I put in my earplugs (it’s amazing how much they reduce fatigue on long superslab slogs), got underway, followed I-190 to Worcester, I-290 through Worcester, and hopped on I-90 west. Being a Sunday afternoon during July 4 weekend, traffic was minimal, which was part of the reason I was doing this when I did. My strategy was simple – maintain a steady 70mph when I could and make constant progress rather than top speed. I could squeeze the throttle a bit more to pass – I wasn’t hypermiling, but I wasn’t in heavy fast moving traffic on my way to work either. A relaxed steady riding style would be the key to eventually keeping the pace for 1,000 miles.

As I followed this strategy on my way to western Massachusetts, my mind kept wandering back to just how darn boring this was. Not even 100 miles in I was tired of this kind of riding. Do I really need to do a SaddleSore 1,000? What do I have to prove? Do I really need to prove myself to be among “the world’s toughest riders?” It all seemed like a waste of time. But, Kate’s point remained true about knowing my fuel range being an important data point, so for that, and for the sake of completing what I started, I pressed on.


  1. First, BIG SCARY BIKER RAAARRR, even if you’re in textiles on a Honda. 😉

    B, yeah; you’ve kind of reached the same conclusion I have. I rode from home to Shelton CT and back on Saturday, all told about 400 miles, and it was pretty goddamn boring, and I didn’t have my throttle rocker so my right arm was trash for a coupla days afterwards. But I got to visit family so there’s that.

    iii: Hm, usually it’s rear tires that get flat from road debris (the front tire fluffs up all the sharp stuff and sends it into the back), so I’d be out there with soapy water watching for bubbles around the valve stem. Good luck!

    1. First, you meet the nicest people on a Honda. 😉

      B: I’d do a long highway slog to get to somewhere with awesome roads quickly (or some other useful purpose, like yours), but I don’t see the appeal of long highway slogs for their own sake, other than bragging rights.

      iii: The valve stem is popping out of the rim, exactly like what happened to my rear tire two years ago. Not coincidentally, both were installed by the same shop that neither of us like anymore, because apparently they don’t know how to install a valve stem correctly. The good news is the tire seems OK and has plenty of tread left, so I don’t think I’ll need to replace it.

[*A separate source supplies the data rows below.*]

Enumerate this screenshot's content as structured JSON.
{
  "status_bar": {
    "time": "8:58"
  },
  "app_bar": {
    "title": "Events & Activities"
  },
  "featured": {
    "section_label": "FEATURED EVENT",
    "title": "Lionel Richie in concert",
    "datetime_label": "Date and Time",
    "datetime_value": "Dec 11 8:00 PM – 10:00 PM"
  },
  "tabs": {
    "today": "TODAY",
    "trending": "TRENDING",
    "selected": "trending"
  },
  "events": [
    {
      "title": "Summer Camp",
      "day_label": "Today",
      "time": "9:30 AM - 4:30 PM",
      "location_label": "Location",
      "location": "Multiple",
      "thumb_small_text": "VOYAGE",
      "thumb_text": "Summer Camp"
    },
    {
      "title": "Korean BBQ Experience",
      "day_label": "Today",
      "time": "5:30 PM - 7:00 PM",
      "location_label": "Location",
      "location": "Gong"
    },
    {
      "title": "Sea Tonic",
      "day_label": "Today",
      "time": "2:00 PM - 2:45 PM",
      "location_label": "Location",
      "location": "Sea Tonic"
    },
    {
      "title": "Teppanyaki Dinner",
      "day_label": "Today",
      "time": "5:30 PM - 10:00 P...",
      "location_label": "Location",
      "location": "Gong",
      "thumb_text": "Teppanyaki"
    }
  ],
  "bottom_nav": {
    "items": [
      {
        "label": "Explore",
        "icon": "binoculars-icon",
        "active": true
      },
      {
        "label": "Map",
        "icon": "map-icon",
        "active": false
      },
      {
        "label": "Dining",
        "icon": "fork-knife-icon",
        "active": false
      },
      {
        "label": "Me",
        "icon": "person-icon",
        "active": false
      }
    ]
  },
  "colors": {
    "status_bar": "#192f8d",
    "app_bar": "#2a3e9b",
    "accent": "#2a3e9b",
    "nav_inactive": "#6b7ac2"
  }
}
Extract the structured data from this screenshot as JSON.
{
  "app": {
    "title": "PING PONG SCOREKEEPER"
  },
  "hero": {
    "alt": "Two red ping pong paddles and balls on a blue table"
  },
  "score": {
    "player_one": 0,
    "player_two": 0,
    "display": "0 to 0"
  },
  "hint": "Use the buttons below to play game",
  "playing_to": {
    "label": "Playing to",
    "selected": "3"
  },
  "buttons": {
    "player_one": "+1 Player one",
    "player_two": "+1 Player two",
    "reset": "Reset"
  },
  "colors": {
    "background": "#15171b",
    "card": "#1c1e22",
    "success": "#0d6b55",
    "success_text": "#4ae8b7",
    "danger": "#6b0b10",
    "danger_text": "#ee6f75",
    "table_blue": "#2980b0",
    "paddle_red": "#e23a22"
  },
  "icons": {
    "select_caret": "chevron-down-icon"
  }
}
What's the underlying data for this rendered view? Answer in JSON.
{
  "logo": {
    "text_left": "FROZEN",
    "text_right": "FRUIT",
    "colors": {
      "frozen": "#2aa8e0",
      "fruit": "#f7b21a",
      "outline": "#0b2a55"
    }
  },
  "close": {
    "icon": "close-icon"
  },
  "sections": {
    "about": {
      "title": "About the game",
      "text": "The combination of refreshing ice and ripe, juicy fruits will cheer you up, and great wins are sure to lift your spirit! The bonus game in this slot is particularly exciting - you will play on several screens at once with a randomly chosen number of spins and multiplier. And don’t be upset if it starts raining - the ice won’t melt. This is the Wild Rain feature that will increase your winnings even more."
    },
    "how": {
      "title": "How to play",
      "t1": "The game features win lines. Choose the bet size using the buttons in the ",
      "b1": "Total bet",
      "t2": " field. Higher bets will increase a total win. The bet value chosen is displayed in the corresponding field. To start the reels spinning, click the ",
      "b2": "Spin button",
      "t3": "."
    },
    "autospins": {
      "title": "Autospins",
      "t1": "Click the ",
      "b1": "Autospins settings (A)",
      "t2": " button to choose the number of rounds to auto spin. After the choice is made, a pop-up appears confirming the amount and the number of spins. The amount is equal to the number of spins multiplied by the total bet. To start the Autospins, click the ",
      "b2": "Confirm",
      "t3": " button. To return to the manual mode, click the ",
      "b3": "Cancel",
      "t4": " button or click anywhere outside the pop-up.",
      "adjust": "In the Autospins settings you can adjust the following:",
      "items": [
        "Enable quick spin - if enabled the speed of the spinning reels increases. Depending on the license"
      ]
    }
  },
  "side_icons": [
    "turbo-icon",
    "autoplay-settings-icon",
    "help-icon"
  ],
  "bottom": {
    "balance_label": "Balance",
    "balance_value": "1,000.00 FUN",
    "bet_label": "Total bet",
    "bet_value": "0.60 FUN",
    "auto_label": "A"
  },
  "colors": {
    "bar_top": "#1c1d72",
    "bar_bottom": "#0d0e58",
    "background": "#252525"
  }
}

  2. I think it’d be more fun if the ride was split up with a destination in the middle? Like maybe a good restaurant or a waterfall or something? At least then you’d have that mental carrot in front of you and not just going on a boring ride? That kind of trips up the idea of 1000 miles in a day, but does I think lend itself to that idea of a practice run of say a 600 or so mile day better.

    Oh and FWIW, I also get about 180 miles to a tank (furthest I’ve pushed it) so sounds like our bikes would be well matched. Mine’s all black (as is my gear) so I can play the menacing biker role haha.